На седьмом десятке менять все творческие установки? отбрасывать все, чему поклонялся и служил всю жизнь? отказываться от проверенных долголетним опытом приемов работы? жертвовать прочной, установившейся репутацией? начинать снова и с нуля?.. Может быть, в нашем искусстве и есть люди, способные на это, наверняка есть, но я, к сожалению, к ним не отношусь.
Для строительства нового театра нужно столько мужества, может быть, даже героизма, нужно столько сил, физических и духовных, а, главное, нужно время. Ничего этого у меня уже нет. Что же делать? Что делать мне? Именно мне...
Так я пришел к мысли об этой книге, и мысль о ней стала для меня жизненно необходимой и неизбежной.
Я решил подробно описать, как я лично пришел к идее игрового театра, как я лично понимаю существо и специфику игрового театра и что я лично могу посоветовать тем, кто уже занимается или собирается заняться этим пресловутым игровым театром. Вдруг кому-то пригодится?
Вторая предыстория возникновения этой книги более прозаична. В ней нет концептуальных закидонов и потрясения основ. Зато в ней много маленьких ежедневных открытий, этих прелестных семейных радостей, которые нужно организовывать режиссеру и педагогу для своих питомцев, если они, эти открытия, не возникают спонтанно.

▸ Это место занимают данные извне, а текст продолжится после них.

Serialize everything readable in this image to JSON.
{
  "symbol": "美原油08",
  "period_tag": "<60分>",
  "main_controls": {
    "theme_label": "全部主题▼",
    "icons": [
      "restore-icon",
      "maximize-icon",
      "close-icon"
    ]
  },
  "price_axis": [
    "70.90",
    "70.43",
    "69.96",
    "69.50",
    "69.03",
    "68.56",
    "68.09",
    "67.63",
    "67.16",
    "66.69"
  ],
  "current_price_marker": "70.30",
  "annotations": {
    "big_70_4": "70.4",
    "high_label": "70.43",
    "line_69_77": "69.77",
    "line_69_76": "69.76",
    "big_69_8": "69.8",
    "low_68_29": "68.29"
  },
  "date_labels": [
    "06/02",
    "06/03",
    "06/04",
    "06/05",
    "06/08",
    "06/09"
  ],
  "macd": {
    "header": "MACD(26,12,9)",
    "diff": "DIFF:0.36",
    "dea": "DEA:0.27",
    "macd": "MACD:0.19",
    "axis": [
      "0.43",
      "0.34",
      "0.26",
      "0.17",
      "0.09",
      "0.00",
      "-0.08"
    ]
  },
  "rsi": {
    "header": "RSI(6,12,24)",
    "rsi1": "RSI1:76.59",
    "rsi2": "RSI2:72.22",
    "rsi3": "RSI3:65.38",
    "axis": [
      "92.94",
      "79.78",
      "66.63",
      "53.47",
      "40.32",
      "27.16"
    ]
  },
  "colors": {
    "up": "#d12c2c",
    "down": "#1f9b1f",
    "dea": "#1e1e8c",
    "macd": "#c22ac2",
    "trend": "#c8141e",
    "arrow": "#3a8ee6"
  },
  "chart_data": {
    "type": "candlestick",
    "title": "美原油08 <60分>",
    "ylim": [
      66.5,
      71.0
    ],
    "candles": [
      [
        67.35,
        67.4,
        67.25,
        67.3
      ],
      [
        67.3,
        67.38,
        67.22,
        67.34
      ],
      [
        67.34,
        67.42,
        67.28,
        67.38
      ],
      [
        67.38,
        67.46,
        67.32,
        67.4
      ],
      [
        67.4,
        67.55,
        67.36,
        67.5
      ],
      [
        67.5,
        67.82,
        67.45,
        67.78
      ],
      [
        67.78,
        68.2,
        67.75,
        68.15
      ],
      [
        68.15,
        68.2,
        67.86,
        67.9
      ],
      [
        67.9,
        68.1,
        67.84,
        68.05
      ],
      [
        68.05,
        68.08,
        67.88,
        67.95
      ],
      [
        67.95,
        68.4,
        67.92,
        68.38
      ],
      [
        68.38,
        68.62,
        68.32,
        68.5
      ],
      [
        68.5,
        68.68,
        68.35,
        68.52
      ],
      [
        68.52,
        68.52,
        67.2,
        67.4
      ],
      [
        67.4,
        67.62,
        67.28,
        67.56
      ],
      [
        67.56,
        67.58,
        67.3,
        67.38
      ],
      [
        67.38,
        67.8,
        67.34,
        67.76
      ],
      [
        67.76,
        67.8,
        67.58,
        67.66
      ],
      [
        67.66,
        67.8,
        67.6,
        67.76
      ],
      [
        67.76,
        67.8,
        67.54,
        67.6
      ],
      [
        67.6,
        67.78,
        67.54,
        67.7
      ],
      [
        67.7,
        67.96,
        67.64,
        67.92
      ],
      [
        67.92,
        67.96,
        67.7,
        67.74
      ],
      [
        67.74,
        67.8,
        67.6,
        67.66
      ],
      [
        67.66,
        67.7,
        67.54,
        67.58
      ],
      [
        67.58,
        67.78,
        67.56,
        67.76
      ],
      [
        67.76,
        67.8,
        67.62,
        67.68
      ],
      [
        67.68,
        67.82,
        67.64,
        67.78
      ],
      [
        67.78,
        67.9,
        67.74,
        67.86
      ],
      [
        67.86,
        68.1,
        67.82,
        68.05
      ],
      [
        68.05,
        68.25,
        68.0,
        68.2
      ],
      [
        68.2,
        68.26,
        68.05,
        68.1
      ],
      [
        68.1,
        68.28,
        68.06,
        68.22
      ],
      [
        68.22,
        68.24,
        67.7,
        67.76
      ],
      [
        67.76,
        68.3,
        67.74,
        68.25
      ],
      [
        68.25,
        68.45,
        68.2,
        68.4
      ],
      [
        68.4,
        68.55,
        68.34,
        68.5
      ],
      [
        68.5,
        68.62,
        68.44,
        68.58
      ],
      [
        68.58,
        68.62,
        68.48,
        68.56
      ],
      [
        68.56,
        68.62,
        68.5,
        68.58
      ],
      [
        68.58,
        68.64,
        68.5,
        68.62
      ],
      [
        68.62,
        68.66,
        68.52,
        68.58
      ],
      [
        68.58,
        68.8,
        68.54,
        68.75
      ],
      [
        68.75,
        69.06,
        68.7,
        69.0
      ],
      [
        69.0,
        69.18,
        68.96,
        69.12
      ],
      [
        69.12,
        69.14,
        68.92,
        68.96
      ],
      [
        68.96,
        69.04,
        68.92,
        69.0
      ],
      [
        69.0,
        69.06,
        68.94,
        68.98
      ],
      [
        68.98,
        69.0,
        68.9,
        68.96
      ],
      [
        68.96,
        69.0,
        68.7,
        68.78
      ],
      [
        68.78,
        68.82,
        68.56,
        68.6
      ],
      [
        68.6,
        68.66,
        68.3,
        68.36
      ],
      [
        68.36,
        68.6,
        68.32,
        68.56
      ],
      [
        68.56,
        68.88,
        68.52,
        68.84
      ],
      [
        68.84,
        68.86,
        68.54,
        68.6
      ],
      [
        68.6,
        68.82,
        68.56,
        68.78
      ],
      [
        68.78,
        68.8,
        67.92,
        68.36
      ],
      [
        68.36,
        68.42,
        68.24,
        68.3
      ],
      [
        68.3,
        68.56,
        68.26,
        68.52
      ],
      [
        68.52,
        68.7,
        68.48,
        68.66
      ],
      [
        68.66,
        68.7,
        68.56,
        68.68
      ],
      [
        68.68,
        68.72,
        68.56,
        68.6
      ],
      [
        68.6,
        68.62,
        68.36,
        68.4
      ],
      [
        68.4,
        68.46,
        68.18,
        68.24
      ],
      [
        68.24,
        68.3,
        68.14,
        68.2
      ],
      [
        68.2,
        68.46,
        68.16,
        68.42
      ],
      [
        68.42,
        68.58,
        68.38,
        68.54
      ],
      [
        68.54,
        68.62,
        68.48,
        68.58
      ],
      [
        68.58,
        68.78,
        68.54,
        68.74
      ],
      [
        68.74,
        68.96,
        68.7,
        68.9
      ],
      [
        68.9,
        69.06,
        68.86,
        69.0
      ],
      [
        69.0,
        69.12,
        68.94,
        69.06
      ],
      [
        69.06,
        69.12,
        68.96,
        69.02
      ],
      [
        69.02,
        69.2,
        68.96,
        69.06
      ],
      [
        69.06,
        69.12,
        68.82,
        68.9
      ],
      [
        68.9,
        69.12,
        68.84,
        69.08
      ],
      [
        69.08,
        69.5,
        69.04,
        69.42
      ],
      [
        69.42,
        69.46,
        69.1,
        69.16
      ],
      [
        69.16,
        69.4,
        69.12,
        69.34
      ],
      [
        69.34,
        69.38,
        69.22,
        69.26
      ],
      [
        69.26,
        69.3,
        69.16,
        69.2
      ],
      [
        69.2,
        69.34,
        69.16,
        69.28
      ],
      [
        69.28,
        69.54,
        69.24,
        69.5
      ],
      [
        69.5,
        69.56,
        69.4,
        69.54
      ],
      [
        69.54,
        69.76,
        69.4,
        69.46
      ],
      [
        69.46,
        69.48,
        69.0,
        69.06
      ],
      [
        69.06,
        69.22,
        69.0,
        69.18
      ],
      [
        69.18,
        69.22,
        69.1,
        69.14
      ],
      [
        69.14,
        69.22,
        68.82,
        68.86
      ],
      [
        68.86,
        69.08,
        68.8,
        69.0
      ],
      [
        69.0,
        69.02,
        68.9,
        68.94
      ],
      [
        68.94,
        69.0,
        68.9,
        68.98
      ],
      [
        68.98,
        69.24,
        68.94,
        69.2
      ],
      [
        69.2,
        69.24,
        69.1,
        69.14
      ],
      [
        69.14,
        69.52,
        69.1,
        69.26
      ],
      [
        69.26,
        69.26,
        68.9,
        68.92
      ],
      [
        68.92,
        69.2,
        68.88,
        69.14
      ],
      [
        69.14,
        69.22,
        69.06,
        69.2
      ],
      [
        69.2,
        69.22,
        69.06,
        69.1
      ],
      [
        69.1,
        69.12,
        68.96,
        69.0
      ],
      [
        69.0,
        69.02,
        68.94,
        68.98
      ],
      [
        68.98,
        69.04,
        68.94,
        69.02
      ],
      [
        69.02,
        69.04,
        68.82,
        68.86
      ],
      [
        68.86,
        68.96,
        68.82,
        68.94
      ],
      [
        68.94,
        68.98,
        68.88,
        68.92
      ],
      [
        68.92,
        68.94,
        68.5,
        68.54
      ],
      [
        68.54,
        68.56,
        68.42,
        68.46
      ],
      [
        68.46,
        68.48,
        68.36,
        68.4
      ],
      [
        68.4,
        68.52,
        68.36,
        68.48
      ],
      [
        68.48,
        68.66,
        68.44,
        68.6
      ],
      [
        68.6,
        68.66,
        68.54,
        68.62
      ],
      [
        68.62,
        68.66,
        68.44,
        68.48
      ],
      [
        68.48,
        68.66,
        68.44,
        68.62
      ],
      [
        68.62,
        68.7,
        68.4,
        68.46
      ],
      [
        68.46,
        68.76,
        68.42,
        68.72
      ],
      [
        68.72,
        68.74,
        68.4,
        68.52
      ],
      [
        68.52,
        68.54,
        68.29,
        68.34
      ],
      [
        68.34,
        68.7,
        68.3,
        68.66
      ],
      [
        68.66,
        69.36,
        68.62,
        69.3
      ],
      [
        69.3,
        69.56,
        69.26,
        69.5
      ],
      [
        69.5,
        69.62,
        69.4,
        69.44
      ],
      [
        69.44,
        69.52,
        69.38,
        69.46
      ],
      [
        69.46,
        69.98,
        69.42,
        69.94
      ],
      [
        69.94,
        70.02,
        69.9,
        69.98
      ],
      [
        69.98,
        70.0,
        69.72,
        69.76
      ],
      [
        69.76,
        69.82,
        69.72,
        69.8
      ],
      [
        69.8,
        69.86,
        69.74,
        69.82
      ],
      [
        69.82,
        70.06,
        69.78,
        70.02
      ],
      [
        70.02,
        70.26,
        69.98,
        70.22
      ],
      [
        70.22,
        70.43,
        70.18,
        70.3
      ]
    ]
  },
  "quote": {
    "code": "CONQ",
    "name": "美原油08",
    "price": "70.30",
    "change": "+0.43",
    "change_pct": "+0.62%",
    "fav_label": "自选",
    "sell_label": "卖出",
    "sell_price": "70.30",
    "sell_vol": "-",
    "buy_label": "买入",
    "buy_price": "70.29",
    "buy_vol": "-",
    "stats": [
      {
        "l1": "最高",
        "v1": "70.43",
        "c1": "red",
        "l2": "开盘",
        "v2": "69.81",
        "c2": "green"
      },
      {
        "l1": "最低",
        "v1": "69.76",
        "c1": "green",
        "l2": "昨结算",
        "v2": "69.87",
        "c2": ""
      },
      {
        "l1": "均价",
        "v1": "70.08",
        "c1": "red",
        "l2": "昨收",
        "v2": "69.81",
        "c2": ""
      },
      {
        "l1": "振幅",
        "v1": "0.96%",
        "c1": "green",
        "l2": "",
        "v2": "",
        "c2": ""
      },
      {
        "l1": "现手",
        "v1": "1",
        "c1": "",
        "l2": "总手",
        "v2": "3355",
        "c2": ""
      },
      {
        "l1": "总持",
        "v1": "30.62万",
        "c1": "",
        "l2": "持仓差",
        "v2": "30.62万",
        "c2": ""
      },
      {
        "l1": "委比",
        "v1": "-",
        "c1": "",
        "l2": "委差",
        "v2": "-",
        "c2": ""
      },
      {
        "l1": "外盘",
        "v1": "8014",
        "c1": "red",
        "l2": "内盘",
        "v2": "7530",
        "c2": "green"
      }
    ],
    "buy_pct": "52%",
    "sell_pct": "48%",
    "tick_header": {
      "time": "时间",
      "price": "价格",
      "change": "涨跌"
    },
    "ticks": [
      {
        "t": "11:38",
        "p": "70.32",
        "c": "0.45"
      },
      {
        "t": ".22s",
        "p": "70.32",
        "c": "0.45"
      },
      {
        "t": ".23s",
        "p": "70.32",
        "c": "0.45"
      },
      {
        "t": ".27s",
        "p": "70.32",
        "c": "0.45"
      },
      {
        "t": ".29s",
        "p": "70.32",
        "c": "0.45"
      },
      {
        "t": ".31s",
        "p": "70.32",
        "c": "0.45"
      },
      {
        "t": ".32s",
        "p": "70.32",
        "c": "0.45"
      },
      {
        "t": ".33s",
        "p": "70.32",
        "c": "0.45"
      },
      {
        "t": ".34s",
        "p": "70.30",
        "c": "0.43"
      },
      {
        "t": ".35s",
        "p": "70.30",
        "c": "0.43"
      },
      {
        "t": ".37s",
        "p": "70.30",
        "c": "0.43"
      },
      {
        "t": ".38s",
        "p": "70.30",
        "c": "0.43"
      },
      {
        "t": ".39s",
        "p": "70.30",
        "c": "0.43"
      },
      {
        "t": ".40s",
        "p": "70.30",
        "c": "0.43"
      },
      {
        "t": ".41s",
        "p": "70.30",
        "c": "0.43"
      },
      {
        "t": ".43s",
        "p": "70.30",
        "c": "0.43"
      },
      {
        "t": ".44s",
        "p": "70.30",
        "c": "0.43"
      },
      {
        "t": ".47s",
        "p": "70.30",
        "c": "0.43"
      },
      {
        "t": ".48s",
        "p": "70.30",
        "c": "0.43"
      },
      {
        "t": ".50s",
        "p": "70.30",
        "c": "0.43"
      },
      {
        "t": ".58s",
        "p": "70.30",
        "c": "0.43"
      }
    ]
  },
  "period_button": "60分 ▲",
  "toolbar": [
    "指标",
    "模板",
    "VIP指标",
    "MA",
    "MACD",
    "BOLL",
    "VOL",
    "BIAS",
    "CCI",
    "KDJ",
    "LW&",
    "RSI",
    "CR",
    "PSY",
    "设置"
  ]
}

Спору нет, лучше, когда спонтанно. Но тут нет прочных гарантий. Поэтому приходится готовиться к репетициям и к занятиям, готовиться много и тщательно. Я и готовился — очень тщательно и непозволительно много. В процессе подготовки я даже вывел для себя один смешной закон, звучащий анекдотически, почти абсурдно: соотношение времени, затрачиваемого на репетицию, и времени, необходимого для подготовки к этой репетиции, звучит как один-к-четырем. Что это значит? Ну, например, мне, чтобы провести очень хорошую трехчасовую репетицию (очень хороший урок), нужно готовиться, как минимум, 10-12 часов. А я не мог себе позволить — и не позволял никогда — провести плохой или даже средний урок. Естественно, что времени катастрофически не хватало. Не хватало жизни.
Можете себе представить, сколько у меня накопилось подготовительных материалов к репетициям и занятиям за три с лишним десятилетия! Папки, папочки, конверты, конвертики с черновыми записками, отдельные листы, общие тетради и амбарные книги, а в них: планы и планчики, зарисовки и режиссерские экспликации, записи своих мыслей и выписки из чужих сочинений, шпаргалки для выступлений на творческих заседаниях и даже черновики стихотворных опусов; если же сюда добавить мои собственные заметки на чужих лекциях (когда я был студентом) и конспекты моих лекций, сделанных моими студентами, плюс фрагменты когда-то затеянной и заброшенной диссертации, — получится гора исписанной бумаги. Этакий маленький Монблан канцтоваров, побывавших в употреблении.
9
И когда, как-то незаметно для себя, я из пионера превратился в пенсионера, встал вопрос, что теперь делать с этой кучей макулатуры, куда ее девать, к чему приспособить. Действительно: выбросить жалко, хранить вроде бы уже незачем. (Пауза). А не сделать ли из этого добра книгу? Разобрать, рассортировать по темам, нанизать на единый сюжетный стержень... В такой затее что-то явно импонировало. Что-то заманчиво-глупое, некая умилительная утилитарность ("подвести итог", "достойно завершить", "внести посильный вклад" и, наконец, даже "остаться в веках"). Дело было за сюжетным стержнем. Он долго не находился.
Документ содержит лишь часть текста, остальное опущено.